Albus se encerró la cabeza entre las manos, agobiado. Había estado demasiado cerca de perder a su hermana. Había sobrestimado su capacidad para controlarla, tanto a ella como a Amadeus Relish, y la situación se le había ido de las manos.
—Yo no sabía de esa poción, papá. Jamás habría accedido a algo así —fue la mejor disculpa que logró articular.
—Pero avalaste otras cosas a mi espalda… Y me mentiste —no era solo la decepción, sino el dolor que irradiaba la voz de su padre lo que terminó por romper a Albus.
—Lo siento… Yo… Me equivoqué, papá. Lo siento —se había quedado sin excusas. Ya no podía mentirse siquiera a sí mismo. Había ido demasiado lejos. Había jugado con fuego. Y no solo se había quemado a sí mismo, sino que había incendiado a todos a su alrededor.
Su padre se inclinó hacia delante y colocó una de sus manos sobre el hombro de Albus, consolándolo. Albus se sintió aún más miserable. No se merecía la comprensión de su padre.
—Me recuerdas mucho a mí cuando tenía tu edad —comentó Harry, su voz suavizándose una vez más—. Pero estas batallas no pueden pelearse solos, Albus. Necesito que confíes en mí. Porque habrá momentos en los que esa confianza será todo lo que tendremos. ¿Me entiendes?
Creía que lo entendía. Esperaba entenderlo. Creer o no creer. Confiar o no confiar. Al final, todo se reducía a eso.
Todo en la casa del valle seguía igual que como ella lo recordaba de su última vez allí. Excepto que ya nada era lo mismo. Su hogar ya no se sentía como su hogar. O talvez, era ella la que ya no encajaba en él.
No sabía dónde se suponía que encajaba ahora tampoco. Definitivamente, no en el centro de rehabilitación a donde la habían mandado tras el desafortunado accidente en Hogwarts. Pero al menos allí no había tenido que pretender ser alguien que ya no era. Podía pasarse horas, incluso días, encerrada en la habitación, sin más compañía que su propia mente. Y vaya que había aprendido a recorrerla, a ordenarla y fragmentarla. Draco estaría orgullosa de ella. Lily no se enorgullecía de muchas cosas sobre sí misma, pero sí que había conseguido dominar la Oclumencia en los últimos meses. Una de las ventajas del encierro y la soledad.
Aunque no había estado sola, no de verdad.
Querida Lily,
Me siento confiado al afirmar que tu tiempo en Francia llegará pronto a su fin. Después de todo, nada es para siempre.
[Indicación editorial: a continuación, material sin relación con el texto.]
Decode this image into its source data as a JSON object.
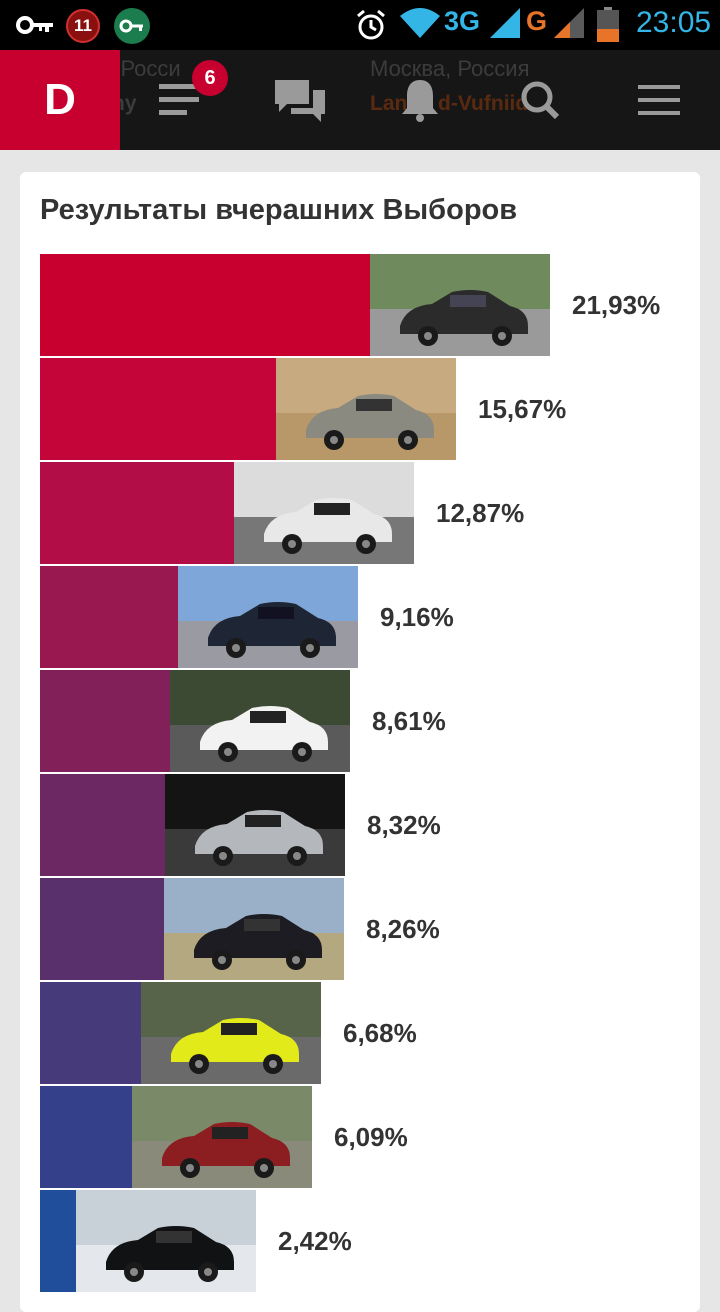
{
  "status_bar": {
    "notification_count": "11",
    "network_type_1": "3G",
    "network_type_2": "G",
    "time": "23:05",
    "icons": [
      "key-icon",
      "notification-count-badge",
      "vpn-key-icon",
      "alarm-icon",
      "wifi-icon",
      "signal-icon",
      "battery-icon"
    ]
  },
  "nav": {
    "logo": "D",
    "feed_badge": "6",
    "background_text": {
      "city_left": "a, Росси",
      "user_left": "ny",
      "city_right": "Москва, Россия",
      "user_right": "Lan",
      "user_right_tail": "d-Vufniid"
    },
    "icons": [
      "feed-icon",
      "chat-icon",
      "bell-icon",
      "search-icon",
      "menu-icon"
    ]
  },
  "card": {
    "title": "Результаты вчерашних Выборов",
    "results": [
      {
        "percent_label": "21,93%",
        "value": 21.93,
        "color": "#c8002f",
        "photo": "black-coupe-photo"
      },
      {
        "percent_label": "15,67%",
        "value": 15.67,
        "color": "#c4053a",
        "photo": "offroad-suv-photo"
      },
      {
        "percent_label": "12,87%",
        "value": 12.87,
        "color": "#b30d48",
        "photo": "promo-girls-car-photo"
      },
      {
        "percent_label": "9,16%",
        "value": 9.16,
        "color": "#9a1850",
        "photo": "hatchback-circle-photo"
      },
      {
        "percent_label": "8,61%",
        "value": 8.61,
        "color": "#82205a",
        "photo": "white-sedan-photo"
      },
      {
        "percent_label": "8,32%",
        "value": 8.32,
        "color": "#6c2862",
        "photo": "silver-sedan-night-photo"
      },
      {
        "percent_label": "8,26%",
        "value": 8.26,
        "color": "#5a306c",
        "photo": "dark-sedan-field-photo"
      },
      {
        "percent_label": "6,68%",
        "value": 6.68,
        "color": "#463a7a",
        "photo": "yellow-cars-photo"
      },
      {
        "percent_label": "6,09%",
        "value": 6.09,
        "color": "#34408a",
        "photo": "red-pt-cruiser-photo"
      },
      {
        "percent_label": "2,42%",
        "value": 2.42,
        "color": "#214e9a",
        "photo": "black-sedan-snow-photo"
      }
    ]
  }
}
Sigo comprometido con tu causa, hoy más que nunca. Espero ansioso el momento en que volvamos a vernos para poder compartir contigo las novedades. Con un poco de suerte, talvez consiga visitarte para la Navidad.
Mientras tanto, mantente fuerte y sigue entrenando.
A.
Había sido la última carta que la sanadora había logrado contrabandear antes de que Francia se convirtiera en un gobierno acéfalo y a Lily la trasladaran con urgencia a San Mungo. Con Victoire Weasley vigilándola tiempo completo, Lily no había tenido oportunidad de responder. Pero confiaba ciegamente en él. Y si él le había prometido visitarla en Navidad, entonces cumpliría.
Leyó una última vez la nota y luego la tiró dentro de la papelera vacía que había junto a su escritorio. Seguía sin tener su varita mágica, así que en cambio tiró un chasco explosivo en el interior de la papelera y observó cómo las chispas del mismo consumían el papel hasta reducirlo a cenizas. Luego, salió de la habitación.
Hacía tres días que había regresado a la casa del valle como parte de un permiso excepcional que los sanadores de San Mungo le habían concedido para pasar las fiestas con su familia. No había sido ella quien lo había solicitado, sino su padre. Si de ella hubiese dependido, no habría regresado. Desde entonces, se había pasado la mayor parte del tiempo encerrada en su habitación. Kreacher era quien más frecuentemente la visitaba. Le traía comida y ropa limpia. A veces, Lily hablaba con él. Otras, simplemente se hacían compañía silenciosa, mientras el elfo limpiaba y ella lo miraba desde la cama.
Su padre había intentado en varias ocasiones hablar con ella, sin éxito. Lily sabía que Harry estaba preocupado por su salud, y se odiaba por ser una causa más de malestar en su vida. Pero simplemente no podía encontrar dentro de ella la fuerza necesaria para contarle la verdad.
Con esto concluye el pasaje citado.